Prior to the formation of the unit, there were pockets of expertise spread around the firm. Since then, the practice has grown very rapidly. Holshizer attributes that to the fact that “the reliance on technology is so much greater than it was five years ago. If you lose your systems, things come to a screeching halt.”
The most common engagement performed by BKD is a generalized IT controls review that encompasses a comprehensive study of technology controls, policies, processes, personnel control, software development life cycle controls and business continuation and disaster recovery.
When banks are clients, the controls involve a high degree of reliance on their vendors, who generally have a high degree of technical expertise.
“We don’t run into too many problems,” he says.
That’s when it comes to networks and other systems under direct IT control. It’s a different story when it comes to portable devices, including laptop computers and cell phones.
“These are the ones that concern us. You don’t know if the loan officer has taken the laptop home at night,” he says. However, most financial institutions have encrypted hard drives and communication between remote sites and offices are via virtual private networks. Most also have extensive policies and procedures.
What concern about security has produced is “redundancies on top of redundancies,” to make sure data is safe. Clients will have mirrored systems on site, back up to tapes and take information off site.
The firm also deals with a people issue involving technology—phishing, the effort by outsiders to dupe computer users into revealing critical information such as bank account and bank routing numbers and Social Security numbers.

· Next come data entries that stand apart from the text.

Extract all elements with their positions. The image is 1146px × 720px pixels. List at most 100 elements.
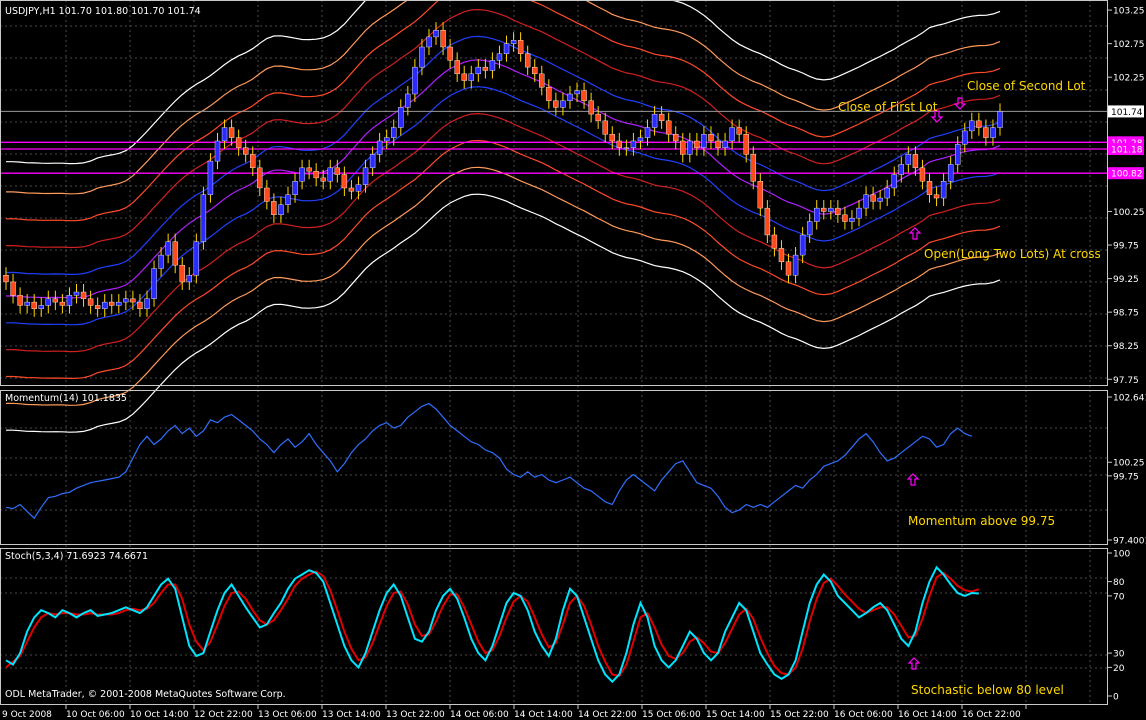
- candle-body: [271, 201, 277, 216]
- envelope-band: [6, 8, 1001, 249]
- price-tag-label: 101.18: [1111, 146, 1143, 156]
- candle-body: [327, 167, 333, 182]
- y-tick-label: 102.6411: [1113, 394, 1146, 404]
- candle-body: [856, 207, 862, 219]
- candle-body: [539, 73, 545, 88]
- pane-frames: [0, 0, 1108, 705]
- x-tick-label: 15 Oct 14:00: [706, 710, 765, 720]
- candle-body: [588, 100, 594, 115]
- x-tick-label: 10 Oct 06:00: [66, 710, 125, 720]
- candle-body: [447, 46, 453, 61]
- x-tick-label: 16 Oct 22:00: [962, 710, 1021, 720]
- candle-body: [510, 40, 517, 44]
- candle-body: [616, 140, 623, 148]
- down-arrow-icon: [953, 97, 967, 110]
- x-tick-label: 10 Oct 14:00: [130, 710, 189, 720]
- y-tick-label: 99.25: [1113, 275, 1139, 285]
- momentum-label: Momentum(14) 101.1835: [5, 393, 127, 404]
- candle-body: [165, 241, 171, 256]
- candle-body: [200, 194, 207, 242]
- candle-body: [383, 137, 390, 142]
- candle-body: [694, 140, 700, 148]
- down-arrow-icon: [930, 110, 944, 123]
- candle-body: [405, 93, 411, 108]
- candle-body: [130, 298, 136, 303]
- candle-body: [454, 60, 460, 75]
- y-tick-label: 102.25: [1113, 74, 1145, 84]
- candle-body: [87, 298, 94, 306]
- candle-body: [151, 268, 157, 299]
- x-tick-label: 12 Oct 22:00: [194, 710, 253, 720]
- candle-body: [461, 73, 467, 81]
- candle-body: [172, 241, 178, 266]
- candle-body: [66, 295, 73, 306]
- envelope-band: [5, 35, 1001, 276]
- up-arrow-icon: [908, 227, 922, 240]
- price-tag-label: 100.82: [1111, 170, 1143, 180]
- candle-body: [503, 43, 510, 54]
- candle-body: [207, 160, 214, 195]
- candle-body: [630, 140, 637, 148]
- candle-body: [743, 134, 749, 155]
- candle-body: [468, 73, 474, 81]
- y-tick-label: 103.25: [1113, 7, 1145, 17]
- candle-body: [489, 60, 496, 71]
- x-tick-label: 13 Oct 06:00: [258, 710, 317, 720]
- envelope-band: [6, 0, 1001, 195]
- candle-body: [919, 167, 926, 182]
- pane-frame: [0, 0, 1108, 386]
- envelope-band: [6, 0, 1001, 165]
- candle-body: [771, 234, 778, 249]
- y-tick-label: 100.25: [1113, 208, 1145, 218]
- up-arrow-icon: [907, 657, 921, 670]
- candle-body: [482, 66, 489, 71]
- candle-body: [391, 127, 397, 138]
- envelope-band: [5, 112, 1001, 353]
- candle-body: [320, 177, 326, 182]
- candle-body: [524, 53, 531, 68]
- candle-body: [221, 127, 228, 142]
- candle-body: [235, 137, 242, 148]
- candle-body: [426, 36, 432, 48]
- y-tick-label: 102.75: [1113, 40, 1145, 50]
- candle-body: [306, 167, 312, 172]
- candle-body: [59, 301, 66, 306]
- candle-body: [250, 154, 256, 169]
- y-tick-label: 99.75: [1113, 242, 1139, 252]
- annotation-open-long: Open(Long Two Lots) At cross: [924, 247, 1101, 261]
- candle-body: [940, 181, 947, 199]
- candle-body: [680, 140, 686, 155]
- y-tick-label: 30: [1113, 650, 1125, 660]
- candle-body: [757, 181, 764, 209]
- candle-body: [891, 174, 897, 189]
- candle-body: [609, 134, 615, 142]
- candle-body: [849, 217, 855, 222]
- candle-body: [52, 298, 59, 303]
- candle-body: [926, 181, 933, 195]
- price-tag: [1108, 167, 1144, 180]
- candle-body: [376, 140, 383, 155]
- candle-body: [257, 167, 263, 189]
- candle-body: [546, 87, 552, 101]
- candle-body: [870, 194, 876, 202]
- candle-body: [947, 164, 954, 182]
- symbol-label: USDJPY,H1 101.70 101.80 101.70 101.74: [5, 6, 201, 17]
- y-tick-label: 70: [1113, 592, 1125, 602]
- candle-body: [475, 66, 482, 75]
- copyright-label: ODL MetaTrader, © 2001-2008 MetaQuotes S…: [5, 689, 286, 700]
- candle-body: [792, 254, 799, 276]
- x-tick-label: 15 Oct 06:00: [642, 710, 701, 720]
- candle-body: [362, 167, 369, 185]
- price-tag: [1108, 143, 1144, 156]
- candle-body: [348, 187, 355, 192]
- candle-body: [532, 66, 538, 75]
- candle-body: [334, 167, 341, 175]
- candle-body: [969, 120, 975, 132]
- y-tick-label: 0: [1113, 693, 1119, 703]
- pane-frame: [0, 548, 1108, 705]
- envelope-band: [6, 139, 1001, 380]
- candle-body: [595, 113, 601, 122]
- candle-body: [736, 127, 742, 135]
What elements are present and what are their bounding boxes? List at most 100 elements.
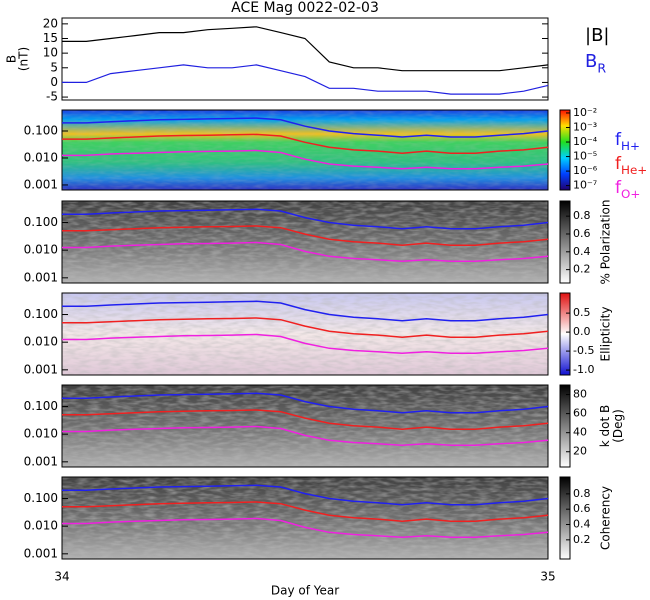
frequency-line	[62, 425, 549, 446]
y-tick-label: 0.010	[24, 150, 58, 164]
plot-frame	[61, 292, 549, 376]
colorbar-tick-label: 10⁻⁷	[573, 179, 597, 192]
plot-frame	[61, 476, 549, 560]
legend-label: fO+	[615, 178, 640, 200]
legend-label: |B|	[585, 25, 609, 46]
colorbar-tick-label: 0.6	[573, 502, 591, 515]
colorbar-tick-label: 0.2	[573, 263, 591, 276]
frequency-line	[62, 392, 549, 414]
plot-frame	[61, 200, 549, 284]
y-tick-label: 0.010	[24, 427, 58, 441]
colorbar-label: (Deg)	[611, 409, 625, 443]
frequency-line	[62, 117, 549, 138]
colorbar-tick-label: 0.6	[573, 227, 591, 240]
spectrogram-texture	[62, 201, 548, 283]
legend-subscript: R	[597, 60, 606, 75]
y-tick-label: -5	[46, 90, 58, 104]
y-tick-label: 0.100	[24, 215, 58, 229]
y-tick-label: 15	[43, 31, 58, 45]
y-tick-label: 0.100	[24, 307, 58, 321]
colorbar-label: % Polarization	[599, 200, 613, 285]
colorbar-tick-label: 10⁻⁴	[573, 135, 598, 148]
colorbar-tick-label: 0.8	[573, 487, 591, 500]
spectrogram-texture	[62, 477, 548, 559]
y-tick-label: 0.001	[24, 546, 58, 560]
frequency-line	[62, 300, 549, 322]
frequency-line	[62, 241, 549, 262]
frequency-line	[62, 517, 549, 538]
y-tick-label: 0.010	[24, 335, 58, 349]
y-tick-label: 0.001	[24, 362, 58, 376]
y-tick-label: 20	[43, 16, 58, 30]
frequency-line	[62, 333, 549, 354]
spectrogram-texture	[62, 385, 548, 467]
colorbar-tick-label: 10⁻⁵	[573, 150, 597, 163]
legend-label: fH+	[615, 130, 640, 152]
series-line	[62, 64, 549, 95]
y-tick-label: 5	[50, 60, 58, 74]
colorbar-tick-label: -1.0	[573, 363, 594, 376]
y-tick-label: 0.100	[24, 399, 58, 413]
chart-title: ACE Mag 0022-02-03	[231, 0, 379, 16]
frequency-line	[62, 133, 549, 154]
frequency-line	[62, 208, 549, 230]
y-tick-label: 10	[43, 46, 58, 60]
x-axis-label: Day of Year	[271, 584, 339, 598]
legend-name: f	[615, 130, 622, 150]
colorbar-tick-label: 0.2	[573, 533, 591, 546]
frequency-line	[62, 149, 549, 170]
frequency-line	[62, 225, 549, 247]
legend-name: |B|	[585, 25, 609, 46]
colorbar	[559, 292, 571, 376]
legend-subscript: He+	[621, 162, 647, 176]
colorbar-label: Ellipticity	[599, 307, 613, 362]
colorbar-tick-label: 10⁻²	[573, 106, 597, 119]
spectrogram-texture	[62, 110, 548, 190]
legend-label: BR	[585, 51, 606, 75]
legend-name: B	[585, 51, 597, 72]
y-tick-label: 0.001	[24, 270, 58, 284]
colorbar-tick-label: 80	[573, 388, 587, 401]
spectrogram-texture	[62, 293, 548, 375]
series-line	[62, 26, 549, 72]
y-axis-label: (nT)	[17, 47, 31, 71]
x-tick-label: 34	[54, 570, 69, 584]
y-tick-label: 0.010	[24, 519, 58, 533]
colorbar-label: k dot B	[598, 405, 612, 447]
legend-subscript: H+	[621, 138, 640, 152]
y-tick-label: 0.010	[24, 243, 58, 257]
colorbar-tick-label: 10⁻³	[573, 120, 597, 133]
colorbar-tick-label: 60	[573, 407, 587, 420]
y-tick-label: 0.100	[24, 491, 58, 505]
colorbar-tick-label: 10⁻⁶	[573, 164, 598, 177]
colorbar	[559, 384, 571, 468]
y-tick-label: 0.001	[24, 454, 58, 468]
frequency-line	[62, 484, 549, 506]
y-tick-label: 0.100	[24, 123, 58, 137]
legend-subscript: O+	[621, 186, 640, 200]
x-tick-label: 35	[540, 570, 555, 584]
y-axis-label: B	[5, 55, 19, 63]
frequency-line	[62, 501, 549, 523]
colorbar-tick-label: -0.5	[573, 344, 594, 357]
y-tick-label: 0.001	[24, 177, 58, 191]
colorbar-tick-label: 0.4	[573, 518, 591, 531]
colorbar-tick-label: 40	[573, 426, 587, 439]
y-tick-label: 0	[50, 75, 58, 89]
colorbar	[559, 476, 571, 560]
colorbar-tick-label: 0.4	[573, 245, 591, 258]
colorbar-tick-label: 0.5	[573, 306, 591, 319]
plot-frame	[61, 17, 549, 101]
legend-name: f	[615, 154, 622, 174]
frequency-line	[62, 409, 549, 431]
colorbar-tick-label: 20	[573, 445, 587, 458]
plot-frame	[61, 384, 549, 468]
colorbar-label: Coherency	[599, 486, 613, 550]
colorbar	[559, 109, 571, 191]
legend-name: f	[615, 178, 622, 198]
colorbar-tick-label: 0.0	[573, 325, 591, 338]
legend-label: fHe+	[615, 154, 647, 176]
frequency-line	[62, 317, 549, 339]
colorbar	[559, 200, 571, 284]
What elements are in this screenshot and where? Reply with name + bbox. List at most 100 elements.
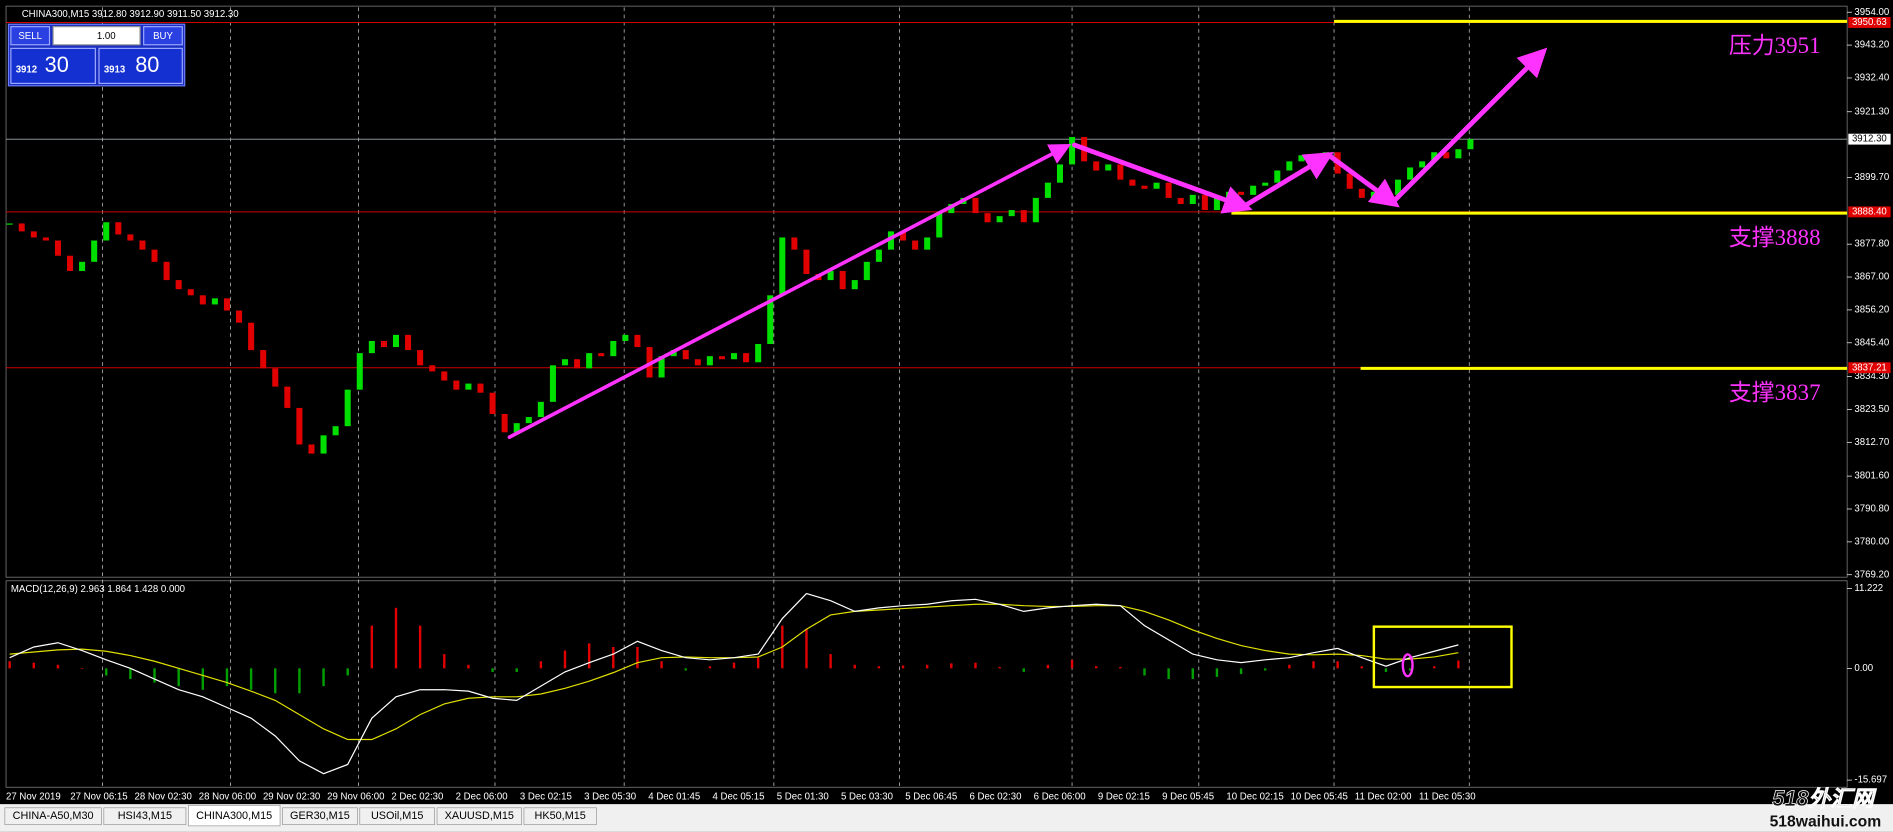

Simply having the accounting firm team come in and ask employees questions about their practices helps.
“They behave differently if they know somebody is looking over their shoulder,” says Holshizer.
One element that will help clients and auditors improve compliance is the move to build better tools into commonly used accounting packages.
Microsoft’s adoption of role-based computing can help because it enables companies to keep roles and responsibilities separate, according to Craig Dewar, director of community marketing for Microsoft Business Solutions.
Dynamics GP, AX and SL increasingly offer pre-defined roles. Roles will be available in the next version of Dynamics NAV.
Roles are defined so that users can see only the information necessary for them to perform their jobs. For example, someone in accounts receivable couldn’t see information in inventory.
In remarks made at Microsoft’s Convergence user conference in Orlando in March, Dewar discussed the introduction of the compliance center dashboard, which provides access to reports that are built via SQL Reporting Services.
“This gives me a very simple look at the effectiveness of my controls and the key performance indicators that I would like to track,” said Dewar.
Automating the process is also at the core of the work done by Thomson Tax & Accounting’s PPC organization in helping accountants comply with new risk standards, according to Cheryl Stydnicki, senior product manager for PPC audit and accounting.
The company first released its e-Practice aids in October 2006, which took the PPC audit approach with which many firms were familiar, by making an automated tool that walks the user through the audit process.
“We use risk assessment technology to generate customized audit programs based on risk assessment,” notes Scott Spradling, PPC’s senior director of product development.
Spradling says the e-Practice aids walk the user through the process, considering company structure and the role of each individual operating within the company. It also poses a series of planning consideration and questions.
“Different companies have different risk areas,” says Spradling. “It’s up to the user to identify the particular risks.”
Use of XML files also means that audit guidance from PPC can be fed into what the company calls a smart platform.